Many people who hate the Patient Protection and Affordable Care Act (PPACA) — and plenty who support it — would love to kill the individual coverage mandate.
Some want to kill the PPACA individual premium tax credit subsidy for low-income people — or say that Democrats in Congress killed the tax credit for consumers who use the PPACA exchanges run by U.S. Department of Health and Human Services (HHS) by failing to proofread the PPACA bill.
Christine Eibner and Evan Saltzman, analysts at the RAND Corp., point out in a new commentary that many U.S. residents now have PPACA-compliant individual coverage, purchased either through the public exchange system or off-exchange system, and that changing the rules now could force many to give up their health coverage.

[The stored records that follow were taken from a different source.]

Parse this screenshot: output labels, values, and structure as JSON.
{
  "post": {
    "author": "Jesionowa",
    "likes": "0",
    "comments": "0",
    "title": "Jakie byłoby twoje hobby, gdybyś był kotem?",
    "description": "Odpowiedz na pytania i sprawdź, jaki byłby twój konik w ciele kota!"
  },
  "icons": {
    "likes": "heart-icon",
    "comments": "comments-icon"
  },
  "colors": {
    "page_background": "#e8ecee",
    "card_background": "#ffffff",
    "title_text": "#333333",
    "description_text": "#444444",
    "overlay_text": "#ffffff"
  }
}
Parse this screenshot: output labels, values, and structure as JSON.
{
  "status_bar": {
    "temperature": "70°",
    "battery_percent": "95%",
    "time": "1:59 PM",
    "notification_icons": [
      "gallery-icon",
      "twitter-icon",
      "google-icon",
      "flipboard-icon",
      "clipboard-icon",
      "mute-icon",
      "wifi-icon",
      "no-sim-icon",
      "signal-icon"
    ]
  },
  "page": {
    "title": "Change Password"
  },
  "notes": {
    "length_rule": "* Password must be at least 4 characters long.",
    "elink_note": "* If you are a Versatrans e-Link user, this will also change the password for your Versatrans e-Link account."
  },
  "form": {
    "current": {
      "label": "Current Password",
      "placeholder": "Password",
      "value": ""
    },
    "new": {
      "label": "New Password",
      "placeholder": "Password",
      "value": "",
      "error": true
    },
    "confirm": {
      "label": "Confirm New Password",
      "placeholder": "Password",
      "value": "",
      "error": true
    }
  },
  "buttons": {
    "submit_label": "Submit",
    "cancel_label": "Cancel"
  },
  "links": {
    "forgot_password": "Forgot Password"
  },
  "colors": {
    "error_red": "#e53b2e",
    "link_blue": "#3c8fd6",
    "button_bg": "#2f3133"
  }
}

The analysts have used a model, or collection of equations, to estimate that completely killing the PPACA premium tax subsidy for all exchange users would increase the silver-level premium for a 40-year-old nonsmoker 43 percent, to $4,900 per year in 2015.
The change would cut the number of people with PPACA-compliant individual coverage 68 percent, to 6.3 million, the analysts say.
The analysts also look at the idea of getting rid of the individual mandate.
The analysts believe that change would increase the age-standardized silver-level premium just 7.1 percent, to $3,700, but that it would decrease the number of people with PPACA-compliant individual coverage 20 percent, to 16 million.